Entire hospitals could be dedicated to Covid-19 patients if the virus spreads in New Zealand, leaving nearby facilities clear for other medical care.
The Herald understands high-level contingency planning has considered moving most non-coronavirus treatment out of one or more hospitals, should the number of cases needing hospital care surge.
Health Minister David Clark confirmed that possibility.
"Some countries facing more cases of Covid-19 are dedicating some hospitals to treating the disease, and keeping others clear for other medical care. That approach could be used here as well, but no decisions have been taken at this stage.
"The aim of the level 4 measures is to reduce the risk of transmission, to keep people safe and keep the pressure off our medical services. Most people who contract Covid-19 will experience only mild to moderate symptoms. We have just seven cases that require hospital treatment.
"A huge amount of planning [is] going on across the health system for a range of possible scenarios. That includes working with private hospitals about how we can make the best use of their capacity if the need arises. Those discussions are ongoing."
If most of a hospital was dedicated to treating Covid-19 it's likely patients would be sent to private and nearby public facilities. Auckland's major hospitals include North Shore, Waitakere, Auckland City and Middlemore, and other facilities such as the Manukau SuperClinic and Greenlane Clinical Centre.
Stopping Covid-19 from spreading within a hospital is essential to protect other patients and staff. If the latter fall sick then workforce shortages and burnout can quickly become a crisis.
Some DHBs have ordered around-the-clock building work to construct more negative pressure facilities, which use lower air pressure to stop internal air from reaching the rest of the hospital, allowing patients with infectious conditions to be isolated.
Sarah Dalton, executive director of the doctors' union, the Association of Salaried Medical Specialists, said it made sense to designate as much of a hospital as possible for coronavirus patients, if the situation demanded it.
"If people are known to be unwell but not with Covid, where possible it's much better to be able to put them somewhere else. It's much better for the health staff as well."

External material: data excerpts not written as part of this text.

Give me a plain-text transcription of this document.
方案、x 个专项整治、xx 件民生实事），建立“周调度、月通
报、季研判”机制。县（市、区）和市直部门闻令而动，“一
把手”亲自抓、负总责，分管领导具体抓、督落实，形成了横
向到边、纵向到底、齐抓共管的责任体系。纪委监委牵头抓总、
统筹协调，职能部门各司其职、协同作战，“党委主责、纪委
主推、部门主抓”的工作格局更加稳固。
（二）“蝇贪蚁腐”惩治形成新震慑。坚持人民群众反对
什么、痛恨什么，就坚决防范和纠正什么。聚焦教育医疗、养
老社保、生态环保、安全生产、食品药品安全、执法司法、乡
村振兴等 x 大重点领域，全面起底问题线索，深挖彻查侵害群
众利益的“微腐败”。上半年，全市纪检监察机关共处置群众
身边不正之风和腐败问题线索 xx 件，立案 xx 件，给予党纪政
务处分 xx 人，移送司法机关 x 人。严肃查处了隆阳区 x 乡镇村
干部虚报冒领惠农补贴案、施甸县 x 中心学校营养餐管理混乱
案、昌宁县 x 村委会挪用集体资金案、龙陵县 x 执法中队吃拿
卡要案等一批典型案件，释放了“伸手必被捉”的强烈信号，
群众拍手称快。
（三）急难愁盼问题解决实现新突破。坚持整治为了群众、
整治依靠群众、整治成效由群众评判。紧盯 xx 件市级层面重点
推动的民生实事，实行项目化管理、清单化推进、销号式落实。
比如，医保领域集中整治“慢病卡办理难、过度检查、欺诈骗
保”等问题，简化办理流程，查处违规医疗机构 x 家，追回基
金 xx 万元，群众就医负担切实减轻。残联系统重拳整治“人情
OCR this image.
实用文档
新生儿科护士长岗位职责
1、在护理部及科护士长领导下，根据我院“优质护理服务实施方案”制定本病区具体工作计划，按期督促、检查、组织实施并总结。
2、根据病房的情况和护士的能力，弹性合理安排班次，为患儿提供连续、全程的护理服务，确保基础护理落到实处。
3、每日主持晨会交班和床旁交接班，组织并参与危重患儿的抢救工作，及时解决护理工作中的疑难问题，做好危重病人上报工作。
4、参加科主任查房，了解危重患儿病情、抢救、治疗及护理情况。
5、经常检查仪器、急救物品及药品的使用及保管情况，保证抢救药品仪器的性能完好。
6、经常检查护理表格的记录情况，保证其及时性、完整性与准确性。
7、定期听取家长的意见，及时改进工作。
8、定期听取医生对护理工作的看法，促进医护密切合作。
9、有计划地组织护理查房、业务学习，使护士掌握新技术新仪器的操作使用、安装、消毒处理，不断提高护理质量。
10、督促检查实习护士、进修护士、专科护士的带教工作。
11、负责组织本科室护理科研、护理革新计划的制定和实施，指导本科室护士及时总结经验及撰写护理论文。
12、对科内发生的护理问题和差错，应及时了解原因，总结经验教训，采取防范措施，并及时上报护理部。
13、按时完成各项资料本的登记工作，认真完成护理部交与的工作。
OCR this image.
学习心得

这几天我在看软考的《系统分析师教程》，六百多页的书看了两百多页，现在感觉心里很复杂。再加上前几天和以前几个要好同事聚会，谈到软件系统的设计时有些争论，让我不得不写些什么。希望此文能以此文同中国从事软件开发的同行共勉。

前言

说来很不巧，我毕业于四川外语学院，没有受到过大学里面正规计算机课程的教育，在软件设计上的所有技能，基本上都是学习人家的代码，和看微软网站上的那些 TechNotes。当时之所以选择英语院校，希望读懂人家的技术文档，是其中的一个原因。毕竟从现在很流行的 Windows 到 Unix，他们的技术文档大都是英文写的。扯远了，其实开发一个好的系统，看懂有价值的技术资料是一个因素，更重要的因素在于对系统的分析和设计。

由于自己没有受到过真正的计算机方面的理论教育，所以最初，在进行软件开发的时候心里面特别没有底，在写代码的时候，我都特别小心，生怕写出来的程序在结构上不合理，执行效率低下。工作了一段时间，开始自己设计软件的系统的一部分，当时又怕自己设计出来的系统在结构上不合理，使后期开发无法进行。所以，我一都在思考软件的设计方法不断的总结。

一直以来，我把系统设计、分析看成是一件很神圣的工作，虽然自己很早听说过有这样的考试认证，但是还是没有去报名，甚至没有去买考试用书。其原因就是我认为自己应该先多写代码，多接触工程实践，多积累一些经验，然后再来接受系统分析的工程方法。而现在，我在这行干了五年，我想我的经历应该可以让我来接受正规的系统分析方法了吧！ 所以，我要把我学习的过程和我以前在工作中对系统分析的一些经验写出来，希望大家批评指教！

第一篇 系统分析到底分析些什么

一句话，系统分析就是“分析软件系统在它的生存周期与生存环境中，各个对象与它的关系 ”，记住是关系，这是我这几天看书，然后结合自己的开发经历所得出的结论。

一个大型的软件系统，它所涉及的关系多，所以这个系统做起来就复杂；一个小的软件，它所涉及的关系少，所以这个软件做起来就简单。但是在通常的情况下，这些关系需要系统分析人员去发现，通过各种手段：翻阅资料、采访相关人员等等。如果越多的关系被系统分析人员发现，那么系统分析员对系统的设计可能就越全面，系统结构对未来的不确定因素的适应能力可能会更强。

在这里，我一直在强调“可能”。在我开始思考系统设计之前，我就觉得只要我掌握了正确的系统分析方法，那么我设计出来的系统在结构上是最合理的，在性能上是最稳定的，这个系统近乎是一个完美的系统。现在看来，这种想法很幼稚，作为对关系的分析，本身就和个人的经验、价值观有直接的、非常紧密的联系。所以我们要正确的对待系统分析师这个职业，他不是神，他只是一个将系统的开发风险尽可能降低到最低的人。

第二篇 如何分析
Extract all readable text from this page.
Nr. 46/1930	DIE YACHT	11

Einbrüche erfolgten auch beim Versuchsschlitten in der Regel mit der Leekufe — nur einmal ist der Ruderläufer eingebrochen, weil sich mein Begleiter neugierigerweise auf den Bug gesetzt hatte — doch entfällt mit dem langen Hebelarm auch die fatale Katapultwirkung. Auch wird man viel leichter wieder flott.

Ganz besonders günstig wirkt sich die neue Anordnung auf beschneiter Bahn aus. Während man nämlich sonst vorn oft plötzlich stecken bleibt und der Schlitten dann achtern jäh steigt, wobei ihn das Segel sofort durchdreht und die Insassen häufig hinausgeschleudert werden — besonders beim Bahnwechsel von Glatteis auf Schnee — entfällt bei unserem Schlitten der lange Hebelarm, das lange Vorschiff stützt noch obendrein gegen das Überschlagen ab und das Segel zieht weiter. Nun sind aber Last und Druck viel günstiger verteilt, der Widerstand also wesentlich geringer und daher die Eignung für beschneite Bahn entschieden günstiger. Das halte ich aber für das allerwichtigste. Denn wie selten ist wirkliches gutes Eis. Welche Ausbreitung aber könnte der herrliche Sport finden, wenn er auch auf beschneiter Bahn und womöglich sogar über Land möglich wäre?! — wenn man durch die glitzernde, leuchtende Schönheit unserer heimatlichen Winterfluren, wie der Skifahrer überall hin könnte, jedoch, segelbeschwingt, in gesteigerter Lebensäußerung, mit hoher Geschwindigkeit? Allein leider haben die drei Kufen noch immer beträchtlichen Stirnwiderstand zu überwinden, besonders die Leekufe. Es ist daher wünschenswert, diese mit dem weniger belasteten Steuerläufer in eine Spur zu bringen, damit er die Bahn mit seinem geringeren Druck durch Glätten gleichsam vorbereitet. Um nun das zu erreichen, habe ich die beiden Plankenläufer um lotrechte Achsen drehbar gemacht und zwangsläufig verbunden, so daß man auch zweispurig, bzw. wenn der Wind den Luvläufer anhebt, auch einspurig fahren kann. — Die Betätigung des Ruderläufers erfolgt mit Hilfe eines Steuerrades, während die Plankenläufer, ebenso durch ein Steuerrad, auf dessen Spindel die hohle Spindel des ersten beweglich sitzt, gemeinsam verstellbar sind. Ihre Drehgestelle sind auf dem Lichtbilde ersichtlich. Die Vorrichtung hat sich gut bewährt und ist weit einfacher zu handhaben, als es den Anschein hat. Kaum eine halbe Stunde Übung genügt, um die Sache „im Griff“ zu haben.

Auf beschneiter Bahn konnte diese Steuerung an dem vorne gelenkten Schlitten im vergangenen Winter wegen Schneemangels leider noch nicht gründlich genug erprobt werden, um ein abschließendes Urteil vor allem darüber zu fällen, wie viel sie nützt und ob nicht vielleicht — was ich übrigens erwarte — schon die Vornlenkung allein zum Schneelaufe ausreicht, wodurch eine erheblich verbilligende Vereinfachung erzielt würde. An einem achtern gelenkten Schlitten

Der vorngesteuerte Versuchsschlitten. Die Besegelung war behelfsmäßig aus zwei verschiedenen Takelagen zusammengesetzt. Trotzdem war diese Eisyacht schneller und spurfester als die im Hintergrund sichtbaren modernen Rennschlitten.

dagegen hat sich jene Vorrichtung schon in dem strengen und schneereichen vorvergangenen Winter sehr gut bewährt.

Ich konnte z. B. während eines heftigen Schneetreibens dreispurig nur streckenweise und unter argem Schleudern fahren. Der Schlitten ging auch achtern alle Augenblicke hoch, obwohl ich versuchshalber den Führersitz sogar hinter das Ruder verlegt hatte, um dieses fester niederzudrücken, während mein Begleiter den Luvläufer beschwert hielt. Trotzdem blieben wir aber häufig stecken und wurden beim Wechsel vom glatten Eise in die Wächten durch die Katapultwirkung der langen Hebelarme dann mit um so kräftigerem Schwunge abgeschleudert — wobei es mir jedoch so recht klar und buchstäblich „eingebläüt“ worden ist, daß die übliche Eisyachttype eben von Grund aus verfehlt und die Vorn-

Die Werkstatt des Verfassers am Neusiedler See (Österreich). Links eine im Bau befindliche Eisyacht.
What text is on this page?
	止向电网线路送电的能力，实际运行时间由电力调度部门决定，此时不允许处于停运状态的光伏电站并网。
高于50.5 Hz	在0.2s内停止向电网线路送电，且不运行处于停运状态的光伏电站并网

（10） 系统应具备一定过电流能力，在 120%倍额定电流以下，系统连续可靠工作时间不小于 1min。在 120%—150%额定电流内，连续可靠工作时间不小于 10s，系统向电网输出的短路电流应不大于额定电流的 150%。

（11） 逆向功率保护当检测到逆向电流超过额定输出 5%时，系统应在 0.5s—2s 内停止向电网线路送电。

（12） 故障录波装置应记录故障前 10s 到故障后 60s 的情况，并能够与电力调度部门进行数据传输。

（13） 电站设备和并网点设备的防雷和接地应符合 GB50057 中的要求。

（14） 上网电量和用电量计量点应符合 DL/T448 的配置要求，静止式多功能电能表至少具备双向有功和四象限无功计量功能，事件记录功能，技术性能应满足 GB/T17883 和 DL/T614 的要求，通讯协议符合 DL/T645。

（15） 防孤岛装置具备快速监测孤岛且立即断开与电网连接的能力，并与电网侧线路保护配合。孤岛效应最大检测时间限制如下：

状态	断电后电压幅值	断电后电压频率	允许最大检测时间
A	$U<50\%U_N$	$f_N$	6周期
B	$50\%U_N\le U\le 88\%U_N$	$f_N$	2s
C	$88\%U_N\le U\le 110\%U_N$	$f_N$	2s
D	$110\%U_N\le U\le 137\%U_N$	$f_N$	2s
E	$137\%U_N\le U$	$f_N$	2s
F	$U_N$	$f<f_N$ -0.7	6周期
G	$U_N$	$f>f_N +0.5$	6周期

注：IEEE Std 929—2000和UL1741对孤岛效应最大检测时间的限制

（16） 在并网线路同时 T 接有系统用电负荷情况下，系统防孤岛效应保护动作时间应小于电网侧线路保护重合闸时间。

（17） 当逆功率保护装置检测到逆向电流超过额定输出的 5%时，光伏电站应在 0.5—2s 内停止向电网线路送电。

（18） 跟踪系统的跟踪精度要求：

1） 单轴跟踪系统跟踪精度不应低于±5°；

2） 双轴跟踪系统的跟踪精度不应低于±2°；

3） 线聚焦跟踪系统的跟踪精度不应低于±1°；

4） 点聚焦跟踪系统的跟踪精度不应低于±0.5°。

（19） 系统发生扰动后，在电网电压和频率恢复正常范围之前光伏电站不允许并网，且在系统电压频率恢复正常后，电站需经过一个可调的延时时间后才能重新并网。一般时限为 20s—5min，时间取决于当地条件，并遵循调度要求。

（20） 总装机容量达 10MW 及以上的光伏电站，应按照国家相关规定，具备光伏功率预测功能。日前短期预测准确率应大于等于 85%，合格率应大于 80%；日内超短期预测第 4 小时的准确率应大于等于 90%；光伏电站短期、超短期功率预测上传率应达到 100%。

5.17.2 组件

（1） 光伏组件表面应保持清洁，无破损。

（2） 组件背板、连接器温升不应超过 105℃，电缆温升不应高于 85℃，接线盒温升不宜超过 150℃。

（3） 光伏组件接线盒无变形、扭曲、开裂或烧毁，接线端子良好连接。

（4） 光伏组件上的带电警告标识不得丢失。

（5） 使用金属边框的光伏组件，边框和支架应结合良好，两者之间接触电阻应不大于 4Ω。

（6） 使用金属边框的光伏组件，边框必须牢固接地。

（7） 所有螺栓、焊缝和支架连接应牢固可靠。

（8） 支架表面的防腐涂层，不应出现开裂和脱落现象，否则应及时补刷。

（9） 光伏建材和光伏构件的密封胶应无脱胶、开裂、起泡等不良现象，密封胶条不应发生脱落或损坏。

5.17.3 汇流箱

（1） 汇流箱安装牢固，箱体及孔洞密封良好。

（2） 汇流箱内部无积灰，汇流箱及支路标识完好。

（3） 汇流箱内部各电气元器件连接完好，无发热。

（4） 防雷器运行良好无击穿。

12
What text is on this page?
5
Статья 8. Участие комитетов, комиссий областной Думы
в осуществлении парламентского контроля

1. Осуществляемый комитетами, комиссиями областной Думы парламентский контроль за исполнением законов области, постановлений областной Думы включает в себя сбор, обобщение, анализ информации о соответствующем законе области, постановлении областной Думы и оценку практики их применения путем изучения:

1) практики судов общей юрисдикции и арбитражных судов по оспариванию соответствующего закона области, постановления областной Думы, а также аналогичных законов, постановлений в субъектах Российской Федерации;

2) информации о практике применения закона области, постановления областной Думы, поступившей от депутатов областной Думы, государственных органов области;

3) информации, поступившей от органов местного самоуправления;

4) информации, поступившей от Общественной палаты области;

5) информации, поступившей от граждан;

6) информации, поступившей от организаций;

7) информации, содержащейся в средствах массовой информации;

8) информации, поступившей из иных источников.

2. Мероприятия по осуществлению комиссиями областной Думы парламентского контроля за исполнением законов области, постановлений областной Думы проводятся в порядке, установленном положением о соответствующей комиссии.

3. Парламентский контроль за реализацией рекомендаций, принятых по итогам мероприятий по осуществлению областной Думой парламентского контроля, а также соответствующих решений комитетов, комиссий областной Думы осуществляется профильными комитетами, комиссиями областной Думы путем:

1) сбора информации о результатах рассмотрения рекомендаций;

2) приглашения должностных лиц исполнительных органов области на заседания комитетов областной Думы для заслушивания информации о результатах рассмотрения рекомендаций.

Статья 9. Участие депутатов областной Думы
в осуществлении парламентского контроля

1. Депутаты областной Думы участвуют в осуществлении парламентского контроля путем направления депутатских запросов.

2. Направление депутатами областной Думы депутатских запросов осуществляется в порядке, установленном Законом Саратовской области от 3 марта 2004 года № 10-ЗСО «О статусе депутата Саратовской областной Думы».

The complexity of health services means it's unlikely all non-Covid 19 care could be shifted from a hospital. However, an unprecedented shift of surgeries is already taking place as hospitals send patients to private facilities.
Hundreds of elective surgeries are being postponed, including for hip and knee replacements. Others that can't wait are being sent to private hospitals.
Richard Whitney, president of the Private Surgical Hospitals Association, said New Zealand's 39 private hospitals were stopping elective surgeries to create capacity to take public patients.
"A number of DHBs have already commenced referring their non-discretionary surgeries, such as cancers and the like, to private facilities for them to do on their behalf. Others are in discussions with DHBs to do similar," said Whitney, also chief executive of Mercy Hospital Dunedin.
Private hospitals have 174 operating theatres, 31 procedure rooms, 37 ICU beds and 44 high-dependency unit beds.
The public system's intensive care units already run at about 80-90 per cent capacity, without Covid-19 cases. That means few beds are available to cope with any influx caused by the virus.
Using private ICU beds for non-Covid public patients would free-up capacity in public hospitals. Huge efforts are also under way to treble the number of ICU beds in the public system, with staff including anaesthetists preparing to work in intensive care.
Some have chosen to live away from their families for the foreseeable future to limit the threat of transmission, and Auckland DHB and others are looking at providing accommodation.
New Zealand has 283 confirmed or probable infections. Seven people are hospitalised and are stable.
The Australian and New Zealand Intensive Care Society has pleaded with Kiwis to respect the level 4 restrictions, to avoid a rapid increase in those numbers and people who will need hospital-level care.
The society has led work on how Covid-19 patients needing care should be triaged. That includes using special Kiwi-designed software to score patients and help doctors decide who would get an ICU bed if there aren't enough available. That software is already being used in Italy, where some hospitals have been overwhelmed.
"We have many advantages - we have a good head start, we are far away so [Covid-19 has] been slow to get here, the Government has listened to the scientific advice it has had, and we are very pleased with their response," said Dr Andrew Stapleton of the intensive care society.
"Most of us are going to get Covid and be fine. But we mustn't all get it at once, because the few resources we've got will be overwhelmed. And then people who could have been saved, won't be saved."